If we managed to get all this done and no one changed their mind, we would meet our baby boy. How many times had we been on the precipice of getting a baby? There had been seven miscarriages and maybe 20 profiling opportunities? Too many theoretical babies. But, this one was not theoretical. He was lying in a bassinet at the hospital and we had been chosen. We just needed to get all our ducks in a row and get to him by 1pm. I wanted to jump in the car, race to the nursery and scoop him up. Missy had emphatically told me that would jeopardize our chances. He seemed so close only an hour’s drive away but I had to remember, minds might change and funds might be unavailable.
The Zion Conundrum – Name the Baby
Our nieces who live across the street rushed through our front door with their mom, Dave’s sister, trailing behind. They waved scraps of paper. In such a short time, Caeley and Sophie, age thirteen and eleven, had compiled a list of names for their new baby cousin. They yelled out “Trevor” and “Mom likes Parker best”. Dave, who was on the phone with his brother trying to figure out how to get the money, tried to shush them. He was dealing with the inner sanctum of our posse. We had deputized a chosen few first. They had the greatest stake in our mission because the adoption meant a grandchild, nephew or cousin. The girls ignored their uncle Dave. “Christian”, Sophie suggested. Sam excited to finally be included put the kibosh on every one of the names on his cousins’ list. He proposed ZeeZee Zion. Dave tried again to quiet them. He needed to hear his brother’s advice on the money.
We are a working class family and keeping large sums of money available is unrealistic. In most adoptions, the adoptive parents meet the birthmother while she is still pregnant. Dave and I had falsely assumed it would be the same for us. It was our intention to borrow from his 401K and that takes a week to process. A week seemed a mere blip of time in the adoption game. Wrong.
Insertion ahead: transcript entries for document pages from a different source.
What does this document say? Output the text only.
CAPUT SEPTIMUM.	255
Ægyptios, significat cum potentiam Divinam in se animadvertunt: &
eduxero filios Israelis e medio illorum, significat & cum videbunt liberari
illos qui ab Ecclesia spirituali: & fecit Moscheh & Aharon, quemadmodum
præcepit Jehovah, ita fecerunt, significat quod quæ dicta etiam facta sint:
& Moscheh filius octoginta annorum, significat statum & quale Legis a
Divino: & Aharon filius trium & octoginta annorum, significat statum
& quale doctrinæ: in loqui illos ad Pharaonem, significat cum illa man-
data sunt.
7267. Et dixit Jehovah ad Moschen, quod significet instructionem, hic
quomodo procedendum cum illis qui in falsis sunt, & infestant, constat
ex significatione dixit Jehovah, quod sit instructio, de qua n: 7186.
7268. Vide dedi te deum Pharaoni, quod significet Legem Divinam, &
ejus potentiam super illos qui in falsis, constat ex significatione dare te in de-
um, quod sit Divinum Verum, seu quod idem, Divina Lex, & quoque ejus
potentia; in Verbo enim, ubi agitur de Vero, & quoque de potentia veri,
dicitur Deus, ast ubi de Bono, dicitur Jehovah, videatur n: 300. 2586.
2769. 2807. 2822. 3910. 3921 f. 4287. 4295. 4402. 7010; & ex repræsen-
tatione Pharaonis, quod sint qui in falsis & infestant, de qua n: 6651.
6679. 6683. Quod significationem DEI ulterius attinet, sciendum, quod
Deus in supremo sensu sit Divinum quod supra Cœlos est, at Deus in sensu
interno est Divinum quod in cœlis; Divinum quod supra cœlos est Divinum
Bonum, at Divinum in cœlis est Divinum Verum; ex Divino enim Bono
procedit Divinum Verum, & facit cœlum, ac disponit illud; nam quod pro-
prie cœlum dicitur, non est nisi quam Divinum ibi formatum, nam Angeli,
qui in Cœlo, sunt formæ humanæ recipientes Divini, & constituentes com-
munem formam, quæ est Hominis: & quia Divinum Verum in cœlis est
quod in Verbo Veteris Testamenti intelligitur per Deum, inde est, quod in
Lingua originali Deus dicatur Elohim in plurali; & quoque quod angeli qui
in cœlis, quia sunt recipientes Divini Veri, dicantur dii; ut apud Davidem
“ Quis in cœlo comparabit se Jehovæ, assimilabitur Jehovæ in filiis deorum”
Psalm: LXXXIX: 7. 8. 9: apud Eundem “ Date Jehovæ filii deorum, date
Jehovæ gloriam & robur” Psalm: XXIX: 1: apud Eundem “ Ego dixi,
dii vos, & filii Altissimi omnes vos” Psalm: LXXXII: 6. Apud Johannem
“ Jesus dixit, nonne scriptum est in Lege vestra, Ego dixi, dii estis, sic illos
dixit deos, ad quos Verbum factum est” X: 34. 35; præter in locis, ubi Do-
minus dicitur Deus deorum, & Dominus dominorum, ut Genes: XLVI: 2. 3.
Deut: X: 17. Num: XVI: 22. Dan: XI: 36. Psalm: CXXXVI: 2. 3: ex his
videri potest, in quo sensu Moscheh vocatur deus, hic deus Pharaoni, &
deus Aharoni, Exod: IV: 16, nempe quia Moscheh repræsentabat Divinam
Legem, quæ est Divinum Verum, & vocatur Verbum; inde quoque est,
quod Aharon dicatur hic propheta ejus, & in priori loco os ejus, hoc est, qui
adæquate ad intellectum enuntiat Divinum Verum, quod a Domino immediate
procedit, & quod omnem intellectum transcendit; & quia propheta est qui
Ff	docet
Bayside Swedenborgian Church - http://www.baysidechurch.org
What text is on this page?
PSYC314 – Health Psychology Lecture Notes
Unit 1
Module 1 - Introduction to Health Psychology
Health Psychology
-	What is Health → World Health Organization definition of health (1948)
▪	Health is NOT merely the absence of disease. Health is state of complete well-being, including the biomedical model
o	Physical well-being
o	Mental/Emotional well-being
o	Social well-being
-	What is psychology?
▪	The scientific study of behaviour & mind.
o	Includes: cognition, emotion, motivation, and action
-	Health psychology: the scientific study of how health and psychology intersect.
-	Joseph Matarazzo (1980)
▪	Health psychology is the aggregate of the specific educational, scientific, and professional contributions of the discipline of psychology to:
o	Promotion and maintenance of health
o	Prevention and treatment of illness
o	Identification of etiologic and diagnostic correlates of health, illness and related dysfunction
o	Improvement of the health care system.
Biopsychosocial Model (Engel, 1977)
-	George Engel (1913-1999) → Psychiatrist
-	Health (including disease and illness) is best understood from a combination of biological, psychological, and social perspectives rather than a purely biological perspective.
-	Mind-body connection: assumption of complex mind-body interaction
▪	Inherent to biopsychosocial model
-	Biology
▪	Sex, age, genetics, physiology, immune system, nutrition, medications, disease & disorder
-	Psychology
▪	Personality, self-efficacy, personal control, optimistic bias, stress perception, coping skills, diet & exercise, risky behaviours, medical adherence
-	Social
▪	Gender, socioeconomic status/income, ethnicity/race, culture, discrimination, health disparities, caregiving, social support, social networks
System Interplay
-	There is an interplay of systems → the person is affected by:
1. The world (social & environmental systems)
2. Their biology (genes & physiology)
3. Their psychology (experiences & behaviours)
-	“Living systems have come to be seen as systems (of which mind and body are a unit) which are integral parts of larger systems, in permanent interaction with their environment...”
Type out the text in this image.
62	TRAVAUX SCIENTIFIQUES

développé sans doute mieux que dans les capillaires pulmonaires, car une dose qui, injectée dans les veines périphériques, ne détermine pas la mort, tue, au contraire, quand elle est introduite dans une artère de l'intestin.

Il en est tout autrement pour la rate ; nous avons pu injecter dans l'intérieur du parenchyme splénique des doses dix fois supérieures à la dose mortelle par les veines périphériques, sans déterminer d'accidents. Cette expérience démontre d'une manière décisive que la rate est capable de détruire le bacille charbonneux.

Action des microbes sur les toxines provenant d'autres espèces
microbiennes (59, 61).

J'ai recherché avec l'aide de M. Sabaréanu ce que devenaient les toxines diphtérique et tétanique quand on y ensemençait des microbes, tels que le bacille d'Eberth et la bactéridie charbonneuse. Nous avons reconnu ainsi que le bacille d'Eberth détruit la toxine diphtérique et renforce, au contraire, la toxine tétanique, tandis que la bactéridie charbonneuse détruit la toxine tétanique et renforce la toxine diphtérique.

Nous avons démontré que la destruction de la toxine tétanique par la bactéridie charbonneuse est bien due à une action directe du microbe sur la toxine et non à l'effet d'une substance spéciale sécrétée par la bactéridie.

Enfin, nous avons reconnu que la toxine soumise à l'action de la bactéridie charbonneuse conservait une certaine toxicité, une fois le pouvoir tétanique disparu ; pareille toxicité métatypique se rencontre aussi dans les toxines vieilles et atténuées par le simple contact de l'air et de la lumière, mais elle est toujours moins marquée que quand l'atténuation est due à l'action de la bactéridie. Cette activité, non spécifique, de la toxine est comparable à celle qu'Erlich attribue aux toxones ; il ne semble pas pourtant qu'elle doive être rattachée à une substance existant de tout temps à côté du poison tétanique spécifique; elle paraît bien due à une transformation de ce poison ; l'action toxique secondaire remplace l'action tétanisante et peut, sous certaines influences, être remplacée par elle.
Adoption agencies do not operate on credit. Unlike Popeye’s Wimpy who will gladly let you pay Tuesday for a hamburger today, adoption agencies want their money before you get the baby. Dave’s brother, who had the funds available, wanted to wire the money but the amount was too large to do via Western Union. He was willing to drive all night to meet Dave halfway between here and Virginia Beach to hand off the cash; we would pay him back when the money from the 401K came through. That strategy was proving impractical given our time constraints.
Dave hung up the phone and joined us. He said, “Henry”. And I said, “Only if we can call him Hank”. This is how it went with Sam’s name. He wanted something traditional and I wanted a nickname, but both of us had to agree on both names. It took 5 months to agree on Samuel/Sam. Now we had no time and the additional complication of fitting whatever name we liked around the name Zion. Because I am a history nut on Western Expansion, the name was intriguing. I suggested, “Utah” for Zion National Park. Dave rolled his eyes. He searched online to find out what Zion meant, “The World to Come”, so fitting. We decided to go with the Western theme and Dave came up with a real cowboy name, Caleb Zion. We’d call him Cal for short. Caeley loved it, “That’s what they call me at school.”